The only remaining option – and interestingly enough, the best option for Netanyahu – is international intervention. Netanyahu needs someone to hold his feet to the fire in order to prove that his one-state rhetoric was just that – rhetoric. Nobody within the Israeli political system has the power to do this because Netanyahu has politically gelded or disgusted all potential domestic partners in one way or another. Netanyahu’s only remaining partner is the very international community that he has alienated, that can and will motivate itself from a position of disgust to compel Israel into peace talks. Assessing the reasonableness of the Palestinians’ negotiating voice and agenda should similarly be in international hands. All that the international community need require of Netanyahu is that Netanyahu stay at the negotiating table, and all Netanyahu needs from the international community is that it force him to do so.

Why is this Netanyahu’s ideal situation?
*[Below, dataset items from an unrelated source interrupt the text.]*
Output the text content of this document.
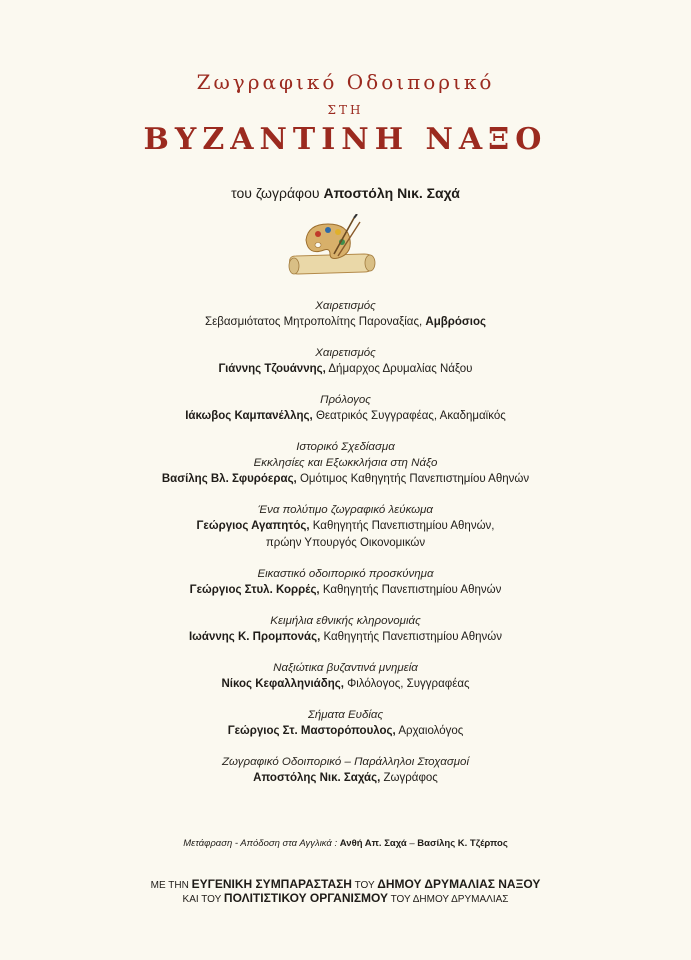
Ζωγραφικό Οδοιπορικό
ΣΤΗ
ΒΥΖΑΝΤΙΝΗ ΝΑΞΟ
του ζωγράφου Αποστόλη Νικ. Σαχά
Χαιρετισμός
Σεβασμιότατος Μητροπολίτης Παροναξίας, Αμβρόσιος
Χαιρετισμός
Γιάννης Τζουάννης, Δήμαρχος Δρυμαλίας Νάξου
Πρόλογος
Ιάκωβος Καμπανέλλης, Θεατρικός Συγγραφέας, Ακαδημαϊκός
Ιστορικό Σχεδίασμα
Εκκλησίες και Εξωκκλήσια στη Νάξο
Βασίλης Βλ. Σφυρόερας, Ομότιμος Καθηγητής Πανεπιστημίου Αθηνών
Ένα πολύτιμο ζωγραφικό λεύκωμα
Γεώργιος Αγαπητός, Καθηγητής Πανεπιστημίου Αθηνών,
πρώην Υπουργός Οικονομικών
Εικαστικό οδοιπορικό προσκύνημα
Γεώργιος Στυλ. Κορρές, Καθηγητής Πανεπιστημίου Αθηνών
Κειμήλια εθνικής κληρονομιάς
Ιωάννης Κ. Προμπονάς, Καθηγητής Πανεπιστημίου Αθηνών
Ναξιώτικα βυζαντινά μνημεία
Νίκος Κεφαλληνιάδης, Φιλόλογος, Συγγραφέας
Σήματα Ευδίας
Γεώργιος Στ. Μαστορόπουλος, Αρχαιολόγος
Ζωγραφικό Οδοιπορικό – Παράλληλοι Στοχασμοί
Αποστόλης Νικ. Σαχάς, Ζωγράφος
Μετάφραση - Απόδοση στα Αγγλικά : Ανθή Απ. Σαχά – Βασίλης Κ. Τζέρπος
ΜΕ ΤΗΝ ΕΥΓΕΝΙΚΗ ΣΥΜΠΑΡΑΣΤΑΣΗ ΤΟΥ ΔΗΜΟΥ ΔΡΥΜΑΛΙΑΣ ΝΑΞΟΥ
ΚΑΙ ΤΟΥ ΠΟΛΙΤΙΣΤΙΚΟΥ ΟΡΓΑΝΙΣΜΟΥ ΤΟΥ ΔΗΜΟΥ ΔΡΥΜΑΛΙΑΣ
Taking aggressively internationally brokered negotiations as our point of departure, there are two possible outcomes. If Netanyahu is forced to sit at the table and the Palestinians walk away, then Netanyahu’s Monday position on the one-state solution, for right now at least, is exonerated. Netanyahu then need only ask the Palestinians, “I am at the table. Where are you?” If Netanyahu is forced to sit through negotiations and strike a deal, then Netanyahu gets the two-state solution he says he wants, domestic and international credibility for seeing things through, and total deniability for playing along with negotiations that have become an international (read: not Netanyahu’s) responsibility. Either way, Netanyahu wins.

Should a peace deal be struck, we again have two possible outcomes: sustainable peace or ersatz peace. Sustainable peace is in Israel and the Palestinians’ best interests and is the best possible outcome. But should the new Palestinian state attack Israel – as critics of peace expect – and Israel has demonstrably carried out its international peace process obligations impeccably and in good faith, then Israel becomes fully justified in defending itself as Israel deems necessary without political fallout. The moral implications of this scenario are no longer on Israel’s shoulders: Netanyahu has pushed peace into international and Palestinian hands, while keeping Israel’s security squarely in Israel’s hands.

This analysis assumes many things. It assumes that Hamas will remain the Palestinians’ sole voice, a situation unlikely to change soon. It also assumes that the Israeli right-wing would play along with international intervention, certainly not a foregone conclusion. But ultimately, these kinds of assumptions may no longer be important. If Netanyahu becomes the Israeli Prime Minister once again, how could changes in the Palestinian and Israeli landscapes alter these maneuvers? Netanyahu’s gambit is peace with the Palestinians. If only Netanyahu knew it.